POR FELIPE SILVEIRA
Aprovei, ontem, meio a contragosto, um comentário anônimo que dizia que todos os negros são hipócritas, inclusive eu, Felipe Silveira. Isso me fez repensar a posição sobre defender o anonimato. A discussão dentro do Chuva Ácida é boa sobre o assunto, e eu sempre fui a favor dos anônimos, apesar de ser um dos que mais se incomoda com eles.
Entendo que o anonimato tem um papel importante na história e que serve muito mais para proteger a identidade de quem tem alguma crítica importante a fazer, sobre qualquer coisa. Mas, como disse o Maikon K, aqui no Chuva Ácida o anonimato perdeu esse sentido, se é que algum dia teve. Aqui ele serve para deixar que gente escrota publique escrotidão, como a que eu citei no início do texto.
Evidentemente que eu apagaria esse comentário numa situação normal, mas o publiquei, a contragosto, para fazer com vocês essa reflexão. Eu gostaria, sinceramente, de saber como explicar para esse cara que ele é racista, pois ele jura de pé junto que não é, já que escreveu essa asneira para dizer que somos todos iguais. Para finalizar, ele pergunta por que todos os negros querem aparecer. Juro, ele perguntou isso.
E agora sou eu que pergunto: alguém teria coragem de escrever isso sem a proteção do anonimato? Sim, teriam. Mas seria um número bem menor a fazer desse jeito tão vergonhoso.
Mas certamente teriam. Se os caras têm coragem de entra na Justiça para impedir que seja aprovado um feriado para comemorar e refletir sobre o Dia da Consciência Negra, imaginem o que eles podem fazer nas caixinhas de comentários de blogs como o Chuva Ácida. Eu sei que é difícil acreditar, mas é verdade. DOZE, entidades empresariais e sindicais (das empresas, só pode) fizeram isso.
Eu sei que é chocante, mas eles foram covardes o suficiente para fazer isso. E eu não sei o que é mais feio, se é o racismo por detrás disso ou a desculpa do prejuízo de dez milhões num único dia. Sim, esses caras dizem que fizeram por causa de dinheiro. Acreditem se quiser.
Eu não vou discutir se já estava tudo armado pelo poder público, pois, pelo que observei de longe, eles fizeram a sua parte - aprovaram a lei. Sei que houve pressão popular, principalmente do movimento negro, para aprovar a lei na câmara, mas não vou entrar no mérito dessa discussão porque não a acompanhei. E também não vou discutir a decisão judicial. A história mostra a quantidade de injustiças que a Justiça já cometeu.

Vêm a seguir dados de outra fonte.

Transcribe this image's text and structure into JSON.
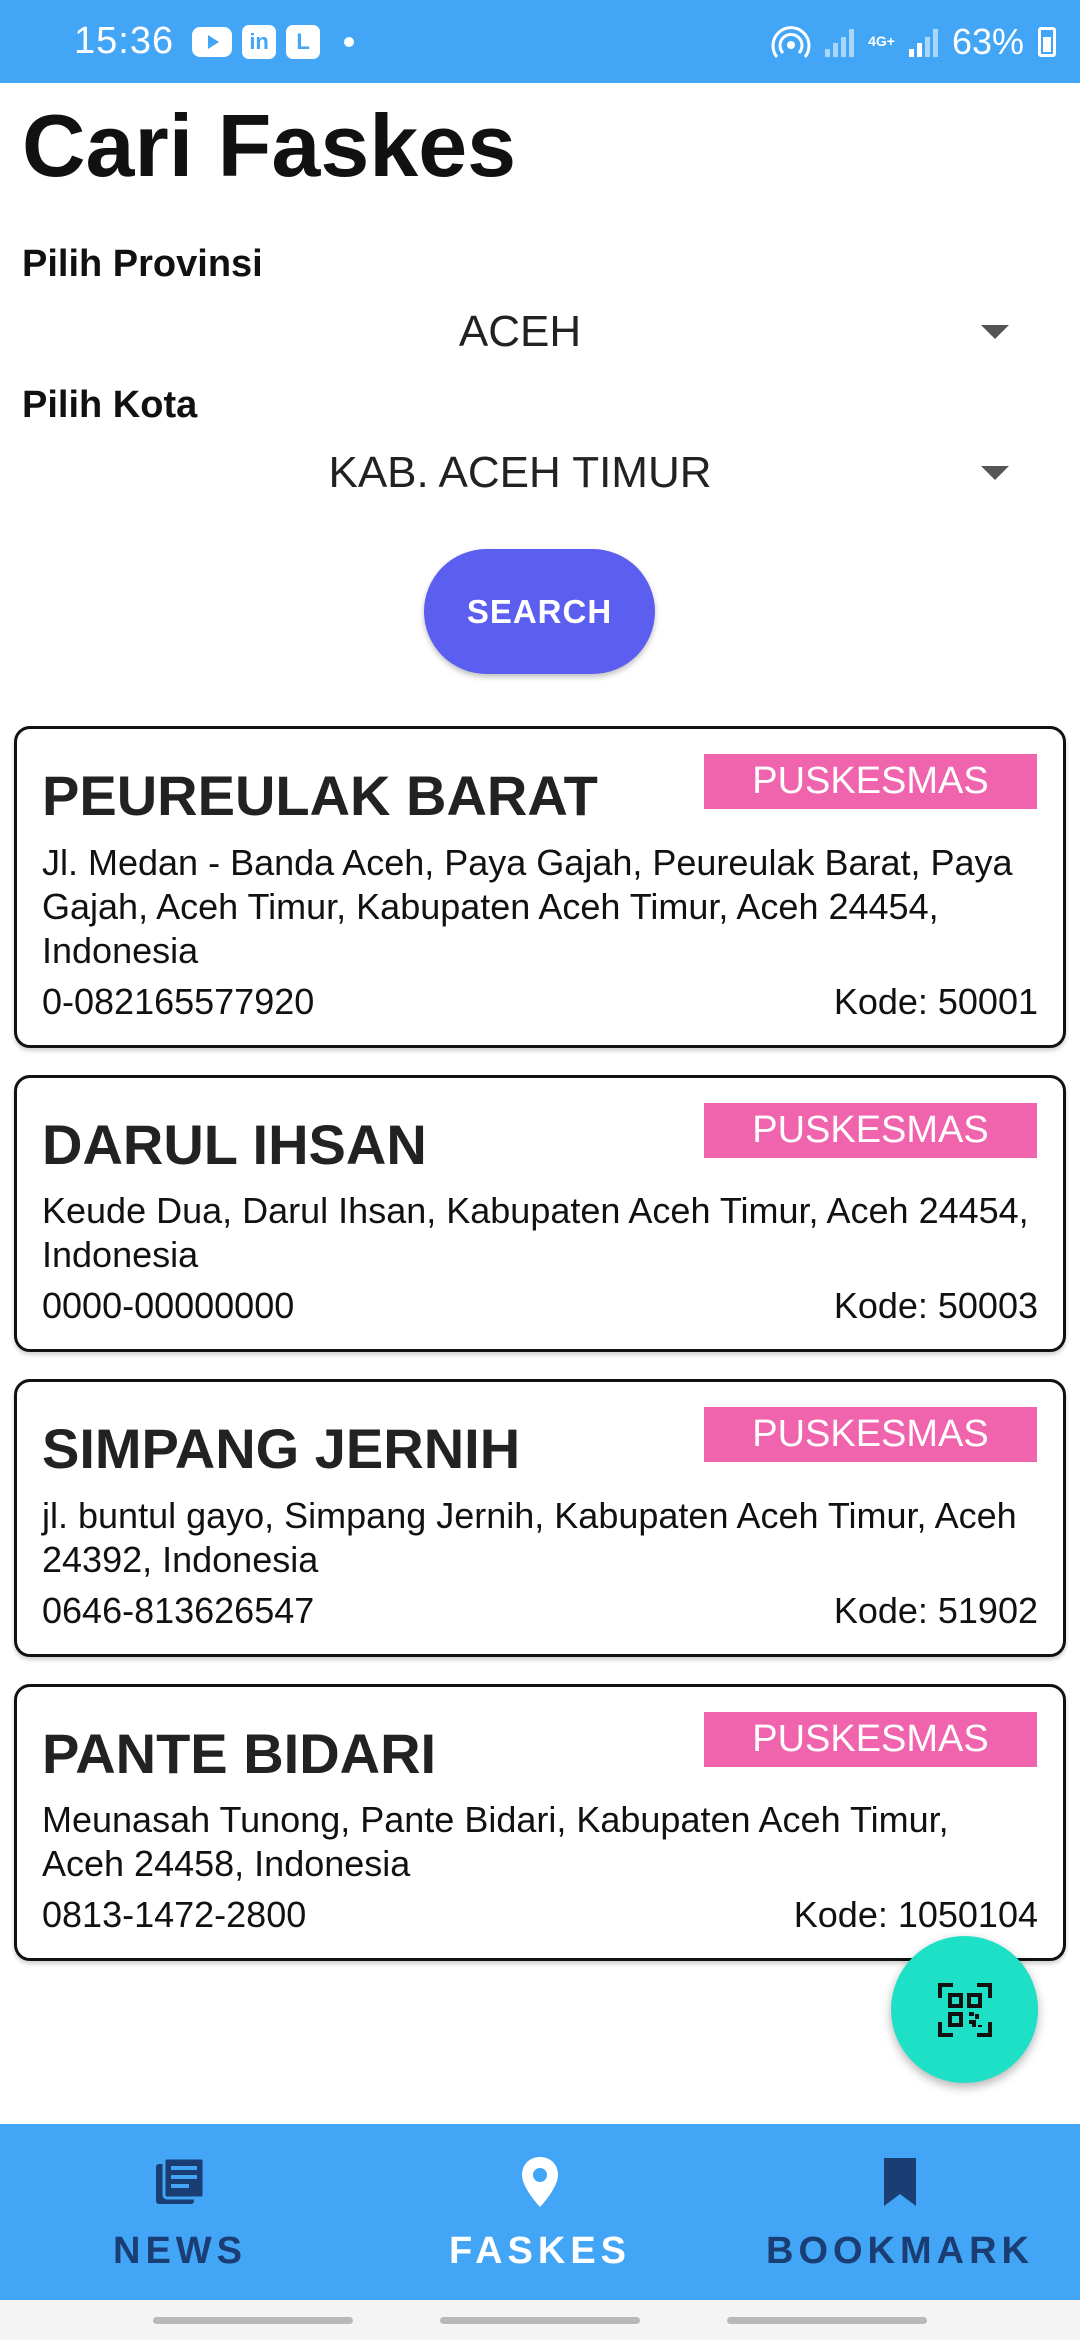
{
  "status_bar": {
    "time": "15:36",
    "network": "4G+",
    "battery": "63%",
    "app_icons": [
      "youtube-icon",
      "linkedin-icon",
      "l-app-icon"
    ]
  },
  "page": {
    "title": "Cari Faskes"
  },
  "filters": {
    "province_label": "Pilih Provinsi",
    "province_value": "ACEH",
    "city_label": "Pilih Kota",
    "city_value": "KAB. ACEH TIMUR",
    "search_label": "SEARCH"
  },
  "facilities": [
    {
      "name": "PEUREULAK BARAT",
      "type": "PUSKESMAS",
      "address": "Jl. Medan - Banda Aceh, Paya Gajah, Peureulak Barat, Paya Gajah, Aceh Timur, Kabupaten Aceh Timur, Aceh 24454, Indonesia",
      "phone": "0-082165577920",
      "code": "Kode: 50001"
    },
    {
      "name": "DARUL IHSAN",
      "type": "PUSKESMAS",
      "address": "Keude Dua, Darul Ihsan, Kabupaten Aceh Timur, Aceh 24454, Indonesia",
      "phone": "0000-00000000",
      "code": "Kode: 50003"
    },
    {
      "name": "SIMPANG JERNIH",
      "type": "PUSKESMAS",
      "address": "jl. buntul gayo, Simpang Jernih, Kabupaten Aceh Timur, Aceh 24392, Indonesia",
      "phone": "0646-813626547",
      "code": "Kode: 51902"
    },
    {
      "name": "PANTE BIDARI",
      "type": "PUSKESMAS",
      "address": "Meunasah Tunong, Pante Bidari, Kabupaten Aceh Timur, Aceh 24458, Indonesia",
      "phone": "0813-1472-2800",
      "code": "Kode: 1050104"
    }
  ],
  "fab": {
    "icon": "qr-scan-icon"
  },
  "bottom_nav": {
    "active": "faskes",
    "items": [
      {
        "label": "NEWS",
        "icon": "news-icon"
      },
      {
        "label": "FASKES",
        "icon": "location-pin-icon"
      },
      {
        "label": "BOOKMARK",
        "icon": "bookmark-icon"
      }
    ]
  },
  "colors": {
    "primary": "#42a5f5",
    "button": "#5c5ef0",
    "badge": "#f063ad",
    "fab": "#1de0c6",
    "nav_inactive": "#1a3e73"
  }
}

O que não faz sentido, pra mim, é aceitarmos tudo isso. Aceitar essa gente louca anônima e essa gente louca da Acij, CDL, Acomac e outros diabos.
Volto ao começo do texto para falar do anônimo que me chamou de negro e hipócrita, sendo que para ele todo negro é hipócrita. Não sou negro, como vocês podem observar na foto ali em cima, na qual estou verde. Sou descendente de brancos europeus com alguma mistura indígena. Talvez ele tenha dito isso porque fiz um texto em defesa do feriado no Dia da Consciência Negra, e ele não deve achar normal uma pessoa branca defender algo relativo ao povo negro, assim como deve achar que eu sou gay por defender a igualdade de direitos e o respeito às pessoas com orientação sexual diferente da hetero. Deve achar também que não sou joinvilensense por não ter preconceito contra paranaense ou nordestino. Deve achar que sou mulher também porque me declaro feminista.

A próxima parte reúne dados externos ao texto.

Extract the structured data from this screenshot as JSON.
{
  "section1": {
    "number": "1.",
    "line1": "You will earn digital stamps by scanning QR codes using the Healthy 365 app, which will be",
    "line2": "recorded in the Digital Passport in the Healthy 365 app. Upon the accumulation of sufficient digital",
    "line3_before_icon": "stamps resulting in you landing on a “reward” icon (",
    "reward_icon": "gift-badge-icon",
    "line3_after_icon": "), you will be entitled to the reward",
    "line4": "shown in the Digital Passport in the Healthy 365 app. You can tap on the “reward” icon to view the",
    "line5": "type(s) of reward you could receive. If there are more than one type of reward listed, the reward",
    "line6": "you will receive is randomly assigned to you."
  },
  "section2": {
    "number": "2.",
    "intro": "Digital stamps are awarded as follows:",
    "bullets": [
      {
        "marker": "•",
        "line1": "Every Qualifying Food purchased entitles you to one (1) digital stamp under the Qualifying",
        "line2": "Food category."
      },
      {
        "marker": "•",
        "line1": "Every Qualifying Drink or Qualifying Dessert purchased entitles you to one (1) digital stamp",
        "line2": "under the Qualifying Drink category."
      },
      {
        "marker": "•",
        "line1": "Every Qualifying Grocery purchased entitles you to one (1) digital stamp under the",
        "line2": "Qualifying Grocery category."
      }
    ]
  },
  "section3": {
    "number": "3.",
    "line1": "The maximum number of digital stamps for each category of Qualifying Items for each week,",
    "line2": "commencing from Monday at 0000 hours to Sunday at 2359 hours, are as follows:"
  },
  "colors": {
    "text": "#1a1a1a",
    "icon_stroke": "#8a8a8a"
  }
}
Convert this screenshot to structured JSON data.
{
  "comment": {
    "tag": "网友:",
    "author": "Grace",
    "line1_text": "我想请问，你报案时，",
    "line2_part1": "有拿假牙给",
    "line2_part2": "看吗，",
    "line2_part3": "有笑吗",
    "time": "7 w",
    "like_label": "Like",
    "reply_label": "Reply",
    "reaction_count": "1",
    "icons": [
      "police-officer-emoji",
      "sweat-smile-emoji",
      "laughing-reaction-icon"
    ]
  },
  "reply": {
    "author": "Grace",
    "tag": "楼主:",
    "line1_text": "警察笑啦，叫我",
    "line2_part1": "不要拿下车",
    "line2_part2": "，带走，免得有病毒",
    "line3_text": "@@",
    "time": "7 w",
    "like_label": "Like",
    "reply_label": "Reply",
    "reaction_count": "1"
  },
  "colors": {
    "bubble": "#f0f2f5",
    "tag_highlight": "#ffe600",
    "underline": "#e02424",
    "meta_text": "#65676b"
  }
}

Eu posso não ser nada disso de fato, mas nós somos tudo isso enquanto houver opressão. Temos a obrigação de ser tudo isso e de lutar contra aquilo que nos oprime. A violência do Estado, que some com milhares de Amarildos e mata a população negra e pobre das periferias como o jovem Douglas; a violência de dentro de casa contra as mulheres, tanto pelas mãos quanto pelas palavras; a violência das ruas, com o espancamento e a humilhação de mendigos, de crianças, de gays, de mulheres e de negros; a violência do mercado de trabalho, na sua busca por homens brancos; a violência da entidade empresarial, que é racista e ainda usa o dinheiro como desculpa.
Nesse sentido, então, o anônimo tinha razão. Eu sou mesmo negro.